Bases: scrubadub.post_processors.base.PostProcessor

Removes all found filth from the original document.

>>> import scrubadub
>>> scrubber = scrubadub.Scrubber(post_processor_list=[
...     scrubadub.post_processors.FilthRemover(),
... ])
>>> scrubber.clean("Contact me at 522-368-8530 or hernandezjenna@example.com")
'Contact me at  or '

name: str = 'filth_remover'¶

autoload: bool = False¶

index: int = 0¶

process_filth(filth_list: Sequence[scrubadub.filth.base.Filth]) → Sequence[scrubadub.filth.base.Filth][source]¶

Processes the filth to remove the filth

Parameters: filth_list (Sequence[Filth]) – The text to be hashed
Returns: The processed filths
Return type: Sequence[Filth]

Catalogue functions¶

scrubadub.post_processors.register_post_processor¶

scrubadub.post_processors.register_post_processor(post_processor: Type[PostProcessor], autoload: Optional[bool] = None, index: Optional[int] = None) → None[source]¶

Register a PostProcessor for use with the Scrubber class.

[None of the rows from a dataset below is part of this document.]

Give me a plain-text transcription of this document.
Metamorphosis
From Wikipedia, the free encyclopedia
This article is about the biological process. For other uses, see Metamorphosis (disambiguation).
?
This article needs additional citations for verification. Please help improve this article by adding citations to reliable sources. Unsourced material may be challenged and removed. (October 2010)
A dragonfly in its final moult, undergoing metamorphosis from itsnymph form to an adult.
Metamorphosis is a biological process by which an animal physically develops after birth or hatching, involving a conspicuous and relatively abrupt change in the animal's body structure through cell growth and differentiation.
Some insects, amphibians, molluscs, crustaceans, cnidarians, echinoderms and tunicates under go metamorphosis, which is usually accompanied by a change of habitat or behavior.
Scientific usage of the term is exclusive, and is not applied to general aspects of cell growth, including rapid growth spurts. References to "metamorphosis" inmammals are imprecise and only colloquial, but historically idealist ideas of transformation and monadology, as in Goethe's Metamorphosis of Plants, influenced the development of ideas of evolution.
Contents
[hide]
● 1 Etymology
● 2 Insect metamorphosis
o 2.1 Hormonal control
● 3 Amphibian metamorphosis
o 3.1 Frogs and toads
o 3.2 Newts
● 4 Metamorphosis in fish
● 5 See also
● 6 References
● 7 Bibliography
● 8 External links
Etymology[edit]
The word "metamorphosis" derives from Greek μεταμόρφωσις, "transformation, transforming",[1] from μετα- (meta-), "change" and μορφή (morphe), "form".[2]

You can use register_post_processor(NewPostProcessor) after your post-processor definition to automatically register it with the Scrubber class so that it can be used to process Filth.

The argument autoload sets if a new Scrubber() instance should load this PostProcessor by default.

Parameters

post_processor (PostProcessor class) – The PostProcessor to register with the scrubadub post-processor configuration.
autoload (bool) – Whether to automatically load this Detector on Scrubber initialisation.
index (int) – The location/index in which this PostProcessor should be added.

scrubadub.post_processors.remove_post_processor¶

scrubadub.post_processors.remove_post_processor(post_processor: Union[Type[PostProcessor], str]) → None[source]¶

Remove an already registered post-processor.

Parameters: post_processor (Union[Type['PostProcessor'], str]) – The PostProcessor to register with the scrubadub post-processor configuration.